GTO
少年マガジン連載の人気マンガのテレヴィ化の映画化。今回は鬼塚永吉が臨時教員として北海道に赴任した 3 週間の物語、という番外編になっておりテレヴィ・シリーズを未見でも一本の完結した物語として楽しめる。かな?
ド田舎の高校に型破り教師が赴任、という『坊ちゃん』を原型としつつ『飛び出せ! 青春』、『われら青春』の系譜に連なる物語であるが、「新鮮味のないストーリー」という批判はこういう映画の場合は無意味だ。この手の映画はステレオタイプに忠実に作られるべきで、キャラクターの造形こそが命なのである。
『GTO』=グレート・ティーチャー・オニヅカの型破りな行動が痛快。演じるのは反町隆史で、ボクはこの人、CM でしか見たことがないが暴ヤン上がりの教師を演じて素晴らしい。最高に適役。
生徒もおいそれと反抗するわけにはいかない教師という立場を利用して、生徒を殴る蹴るは当たり前、生徒をたきつけ殴り合いをさせたり、しかも賭をして儲ける、などなど。本能にもとづく行動がすべていい方に転がって、意固地になってた少女に笑顔が戻り、フニャチン少年は男を上げ、産業廃棄物処理場は建設中止に。もし堪え性のないヤンキーが教師であったれば? という幻想を世のボンクラども(筆者含む)に振りまく。
こんな教師像は、ひと昔前であれば荒唐無稽であったろう。しかし「学級崩壊」など漏れ聞く学校の状況を聞けば、こんな教師がいてもおかしくないかな? と思わせる。それくらい学校ってのが「どうでもいい所」になっている可能性はある。鬼塚先生は教師にふさわしくないヤツなんだろうけど、今、教師をやっている人たちがどれだけ教師にふさわしいのか、がはなはだ疑問(教師の方々勝手なこと言ってすいません)。こういういい加減な教師ってのはきっといるぜ。映画ほど男前ではないだろうが。
『がんばっていきまっしょい』で最高の演技を見せた田中麗奈がこれまた良いし、『新生 トイレの花子さん』でもいい感じであった笠原秀幸も、牛に話しかけるボンクラ野郎を好演。
しかし、脚本はうまくない。『キャッツアイ』の藤原紀香が新聞記者を演じ、彼女の回想形式で物語が進行する。強盗事件もからんだりしてウェルメイドを気取っているのだろうが、こういう小細工はこの映画の場合はムダだ。回想形式ってのは面倒くさいところをセリフで説明できるというのが利点なのだが、その辺わかっているのか? 余計に面倒なコトになってるぞ。

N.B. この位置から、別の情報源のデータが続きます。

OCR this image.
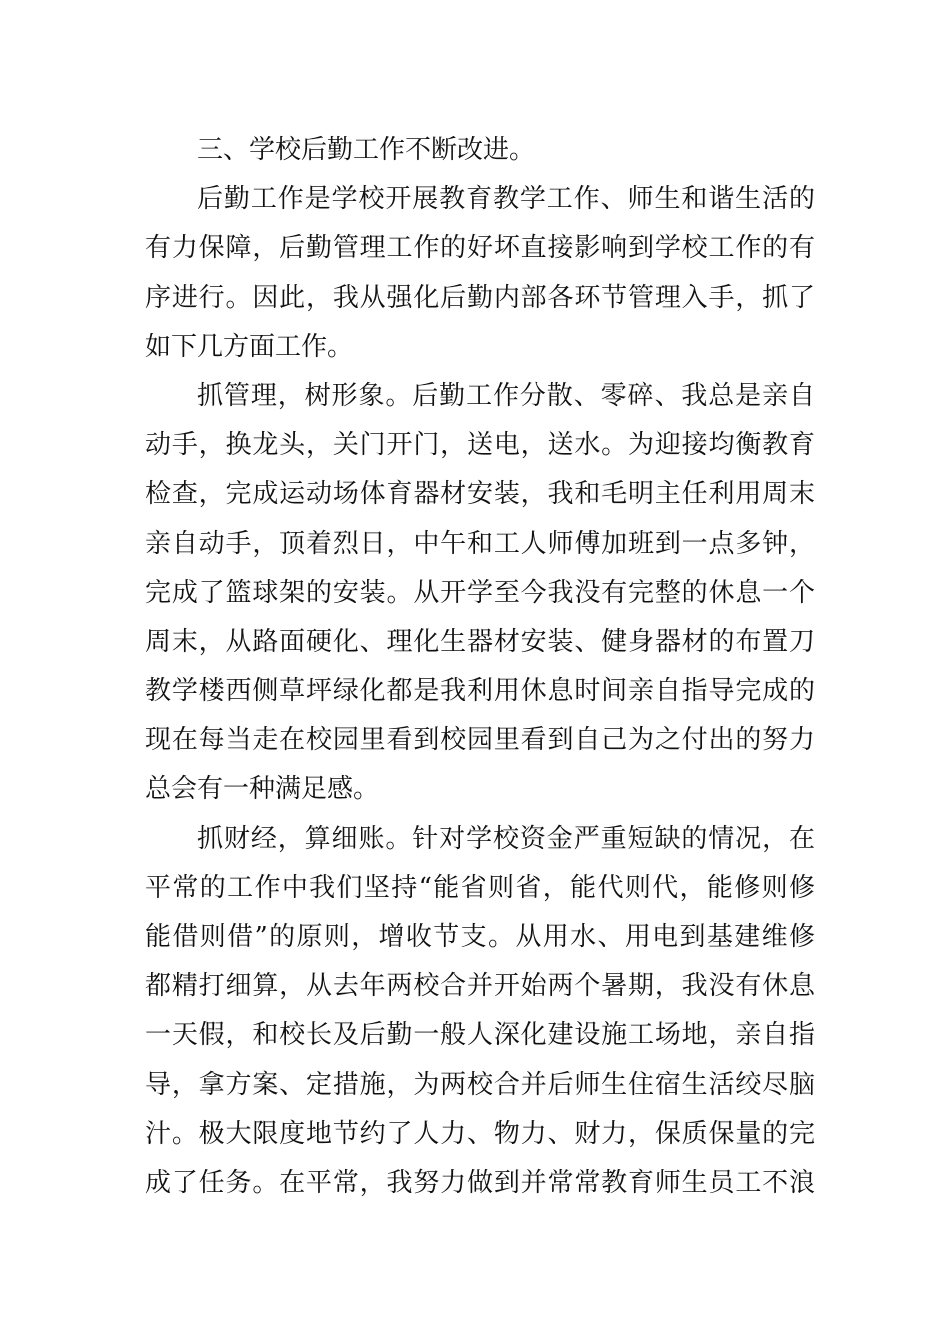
三、学校后勤工作不断改进。
后勤工作是学校开展教育教学工作、师生和谐生活的
有力保障，后勤管理工作的好坏直接影响到学校工作的有
序进行。因此，我从强化后勤内部各环节管理入手，抓了
如下几方面工作。
抓管理，树形象。后勤工作分散、零碎、我总是亲自
动手，换龙头，关门开门，送电，送水。为迎接均衡教育
检查，完成运动场体育器材安装，我和毛明主任利用周末
亲自动手，顶着烈日，中午和工人师傅加班到一点多钟，
完成了篮球架的安装。从开学至今我没有完整的休息一个
周末，从路面硬化、理化生器材安装、健身器材的布置刀
教学楼西侧草坪绿化都是我利用休息时间亲自指导完成的
现在每当走在校园里看到校园里看到自己为之付出的努力
总会有一种满足感。
抓财经，算细账。针对学校资金严重短缺的情况，在
平常的工作中我们坚持“能省则省，能代则代，能修则修
能借则借”的原则，增收节支。从用水、用电到基建维修
都精打细算，从去年两校合并开始两个暑期，我没有休息
一天假，和校长及后勤一般人深化建设施工场地，亲自指
导，拿方案、定措施，为两校合并后师生住宿生活绞尽脑
汁。极大限度地节约了人力、物力、财力，保质保量的完
成了任务。在平常，我努力做到并常常教育师生员工不浪
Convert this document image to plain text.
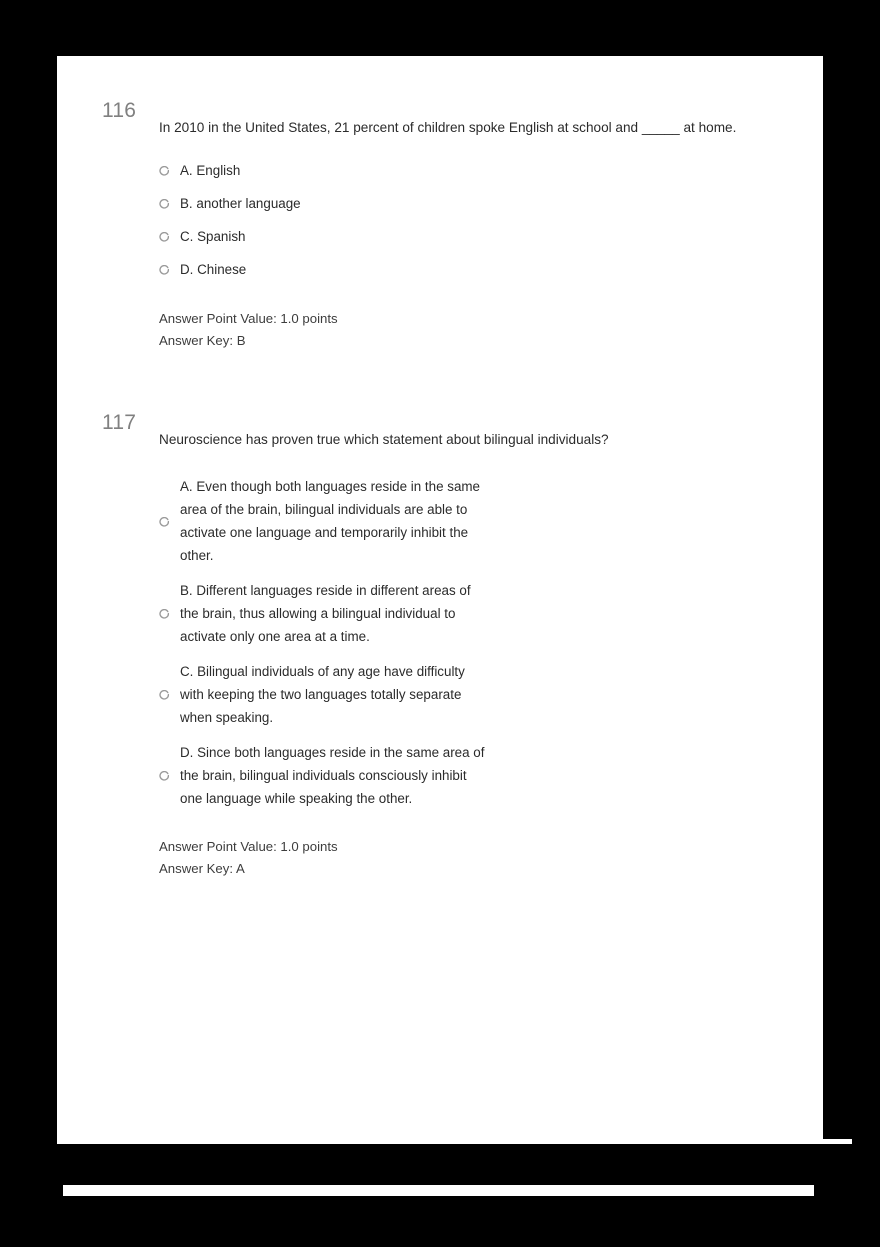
116
In 2010 in the United States, 21 percent of children spoke English at school and _____ at home.
A. English
B. another language
C. Spanish
D. Chinese
Answer Point Value: 1.0 points
Answer Key: B
117
Neuroscience has proven true which statement about bilingual individuals?
A. Even though both languages reside in the same area of the brain, bilingual individuals are able to activate one language and temporarily inhibit the other.
B. Different languages reside in different areas of the brain, thus allowing a bilingual individual to activate only one area at a time.
C. Bilingual individuals of any age have difficulty with keeping the two languages totally separate when speaking.
D. Since both languages reside in the same area of the brain, bilingual individuals consciously inhibit one language while speaking the other.
Answer Point Value: 1.0 points
Answer Key: A
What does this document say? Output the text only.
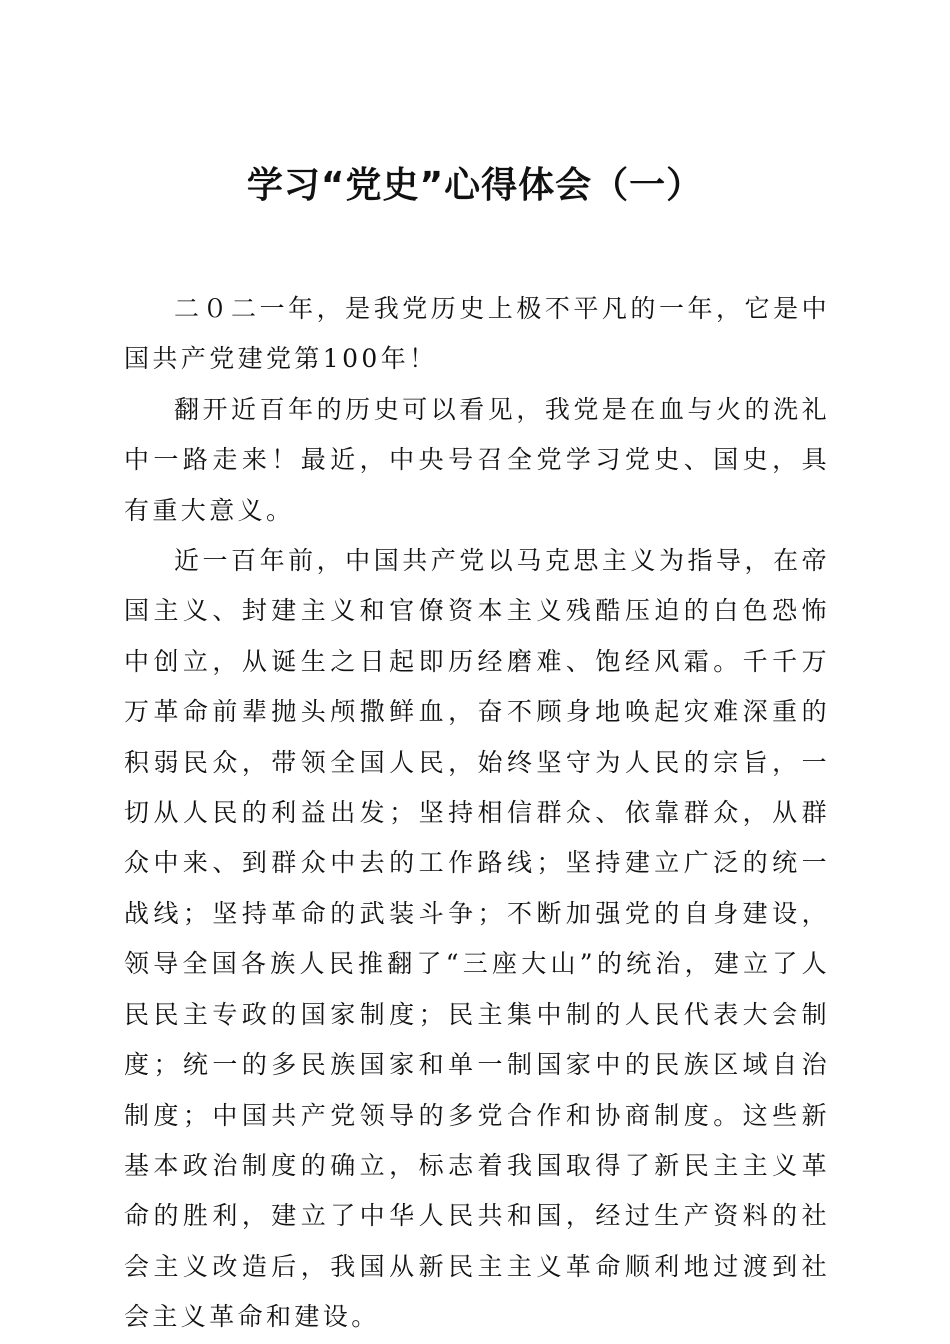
学习“党史”心得体会（一）

二０二一年，是我党历史上极不平凡的一年，它是中国共产党建党第100年！

翻开近百年的历史可以看见，我党是在血与火的洗礼中一路走来！最近，中央号召全党学习党史、国史，具有重大意义。

近一百年前，中国共产党以马克思主义为指导，在帝国主义、封建主义和官僚资本主义残酷压迫的白色恐怖中创立，从诞生之日起即历经磨难、饱经风霜。千千万万革命前辈抛头颅撒鲜血，奋不顾身地唤起灾难深重的积弱民众，带领全国人民，始终坚守为人民的宗旨，一切从人民的利益出发；坚持相信群众、依靠群众，从群众中来、到群众中去的工作路线；坚持建立广泛的统一战线；坚持革命的武装斗争；不断加强党的自身建设，领导全国各族人民推翻了“三座大山”的统治，建立了人民民主专政的国家制度；民主集中制的人民代表大会制度；统一的多民族国家和单一制国家中的民族区域自治制度；中国共产党领导的多党合作和协商制度。这些新基本政治制度的确立，标志着我国取得了新民主主义革命的胜利，建立了中华人民共和国，经过生产资料的社会主义改造后，我国从新民主主义革命顺利地过渡到社会主义革命和建设。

後半クライマックスにいきなり田中麗奈の回想が挿入されるのも盛り上がりを削ぐことはなはだしかったりと、構成がオソマツ。もっと鬼塚先生のツッパシリを我々(って誰?)は見たいのである。似たような出自の映画『サラリーマン金太郎』の突き抜け方を見習うべきであろう。
しかしながらお正月映画にふさわしい脳天気さで、単純と笑われるでしょうが泣けるシーンもあり。『ブレア・ウィッチ・プロジェクト』の 1 万倍はオススメだ!
余談ですが、公式サイトの BBS には反町、ノリカにナッチャンも登場してます。